As shown in Figure 7, clearly identifiable semantic concepts (bright eyes, small nose) appear in the semantic space, which indicates that the semantic space is successfully extracted from the CNN comes out, showing the semantic information learned by CNN from categorical data. At the same time, researchers have found that CNN’s understanding of semantics is somewhat different from that of humans. The “semantics” it learns are not necessarily the “semantics” agreed upon by humans. It may even be that the semantics of neural networks are more efficient. For example, researchers found that for cats, CNN often treats the cat's nose and whiskers as a whole semantics, which may be more effective. At the same time, CNN has learned some connections between semantics. For example, a cat’s eyes and nose often appear at the same time. This aspect deserves further in-depth research.
Figure 7. Semantic vectors extracted from CNN and visualized semantic space (top: cat eye space; bottom: cat Nose space)
In summary, the semantically explainable artificial intelligence (S-XAI) proposed in the study extracts common features and Semantic space provides an explanation for the category recognition mechanism of CNN from a semantic level. This research framework can obtain certain global explanation capabilities without changing the CNN architecture.
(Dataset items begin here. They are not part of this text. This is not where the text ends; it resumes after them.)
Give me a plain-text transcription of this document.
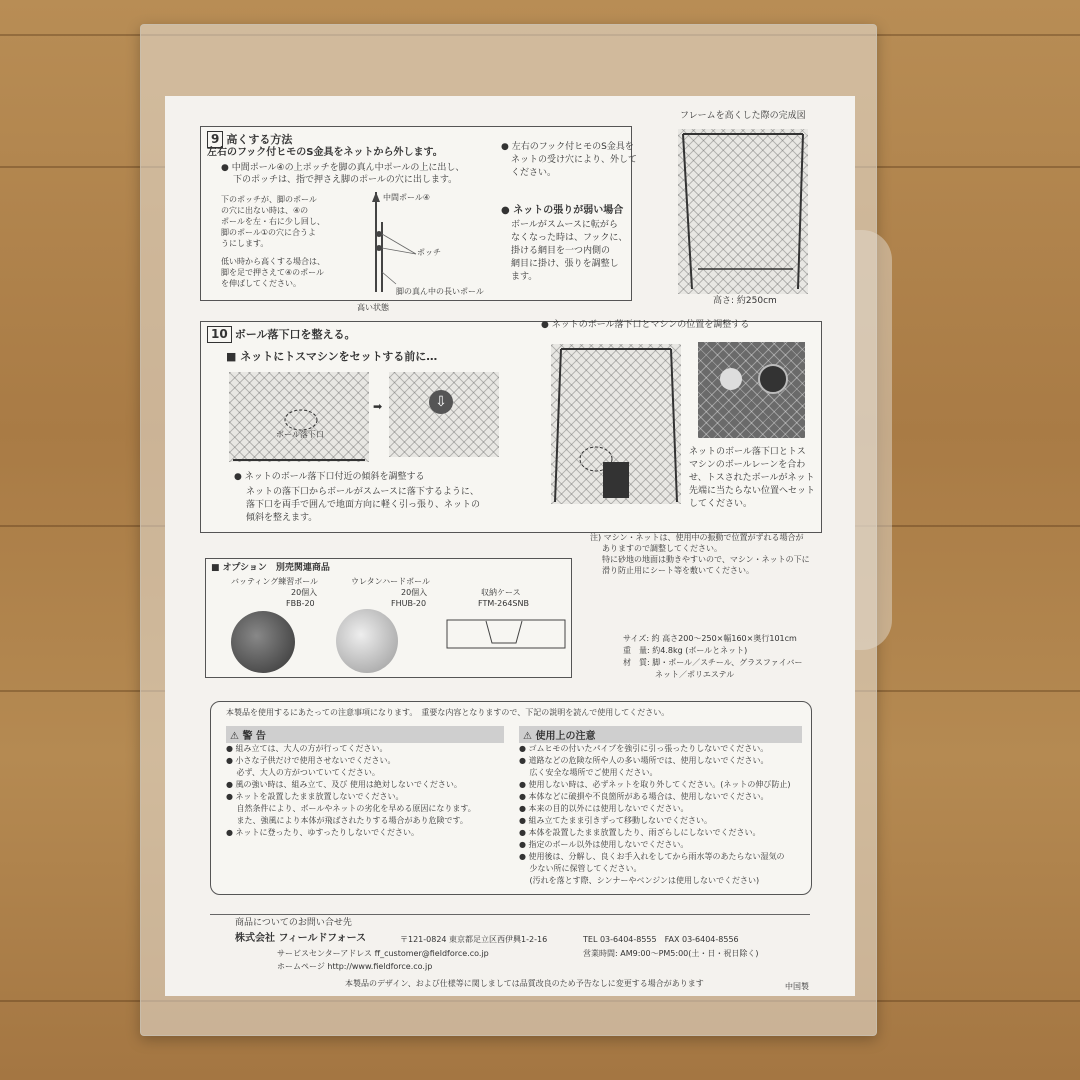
9 高くする方法
左右のフック付ヒモのS金具をネットから外します。
● 中間ポール④の上ポッチを脚の真ん中ポールの上に出し、
下のポッチは、指で押さえ脚のポールの穴に出します。
下のポッチが、脚のポール
の穴に出ない時は、④の
ポールを左・右に少し回し、
脚のポール①の穴に合うよ
うにします。
低い時から高くする場合は、
脚を足で押さえて④のポール
を伸ばしてください。
中間ポール④
ポッチ
脚の真ん中の長いポール
高い状態
● 左右のフック付ヒモのS金具を
ネットの受け穴により、外して
ください。
● ネットの張りが弱い場合
ボールがスムースに転がら
なくなった時は、フックに、
掛ける網目を一つ内側の
網目に掛け、張りを調整し
ます。
フレームを高くした際の完成図
高さ: 約250cm
10 ボール落下口を整える。
■ ネットにトスマシンをセットする前に…
ボール落下口
➡	⇩
● ネットのボール落下口付近の傾斜を調整する
ネットの落下口からボールがスムースに落下するように、
落下口を両手で囲んで地面方向に軽く引っ張り、ネットの
傾斜を整えます。
● ネットのボール落下口とマシンの位置を調整する
ネットのボール落下口とトス
マシンのボールレーンを合わ
せ、トスされたボールがネット
先端に当たらない位置へセット
してください。
注) マシン・ネットは、使用中の振動で位置がずれる場合が
ありますので調整してください。
特に砂地の地面は動きやすいので、マシン・ネットの下に
滑り防止用にシート等を敷いてください。
■ オプション　別売関連商品
バッティング練習ボール
20個入
FBB-20
ウレタンハードボール
20個入
FHUB-20
収納ケース
FTM-264SNB
サイズ: 約 高さ200〜250×幅160×奥行101cm
重　量: 約4.8kg (ボールとネット)
材　質: 脚・ポール／スチール、グラスファイバー
　　　　ネット／ポリエステル
本製品を使用するにあたっての注意事項になります。　重要な内容となりますので、下記の説明を読んで使用してください。
⚠ 警 告
● 組み立ては、大人の方が行ってください。
● 小さな子供だけで使用させないでください。
　 必ず、大人の方がついていてください。
● 風の強い時は、組み立て、及び 使用は絶対しないでください。
● ネットを設置したまま放置しないでください。
　 自然条件により、ボールやネットの劣化を早める原因になります。
　 また、強風により本体が飛ばされたりする場合があり危険です。
● ネットに登ったり、ゆすったりしないでください。
⚠ 使用上の注意
● ゴムヒモの付いたパイプを強引に引っ張ったりしないでください。
● 道路などの危険な所や人の多い場所では、使用しないでください。
　 広く安全な場所でご使用ください。
● 使用しない時は、必ずネットを取り外してください。(ネットの伸び防止)
● 本体などに破損や不良箇所がある場合は、使用しないでください。
● 本来の目的以外には使用しないでください。
● 組み立てたまま引きずって移動しないでください。
● 本体を設置したまま放置したり、雨ざらしにしないでください。
● 指定のボール以外は使用しないでください。
● 使用後は、分解し、良くお手入れをしてから雨水等のあたらない湿気の
　 少ない所に保管してください。
　 (汚れを落とす際、シンナーやベンジンは使用しないでください)
商品についてのお問い合せ先
株式会社 フィールドフォース	〒121-0824 東京都足立区西伊興1-2-16	TEL 03-6404-8555　FAX 03-6404-8556
サービスセンターアドレス ff_customer@fieldforce.co.jp	営業時間: AM9:00〜PM5:00(土・日・祝日除く)
ホームページ http://www.fieldforce.co.jp
本製品のデザイン、および仕様等に関しましては品質改良のため予告なしに変更する場合があります	中国製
Since it does not involve network retraining, S-XAI has the advantage of faster response speed and has considerable applications in credibility assessment and semantic sample search. potential.
In essence, S-XAI is similar to knowledge discovery. Knowledge discovery aims to find function terms that reflect common physical laws from neural networks, while S-XAI aims to find semantic spaces that reflect common characteristics of samples from CNN. The core idea of both is to find commonalities and represent them, so as to Possible to make human understandable.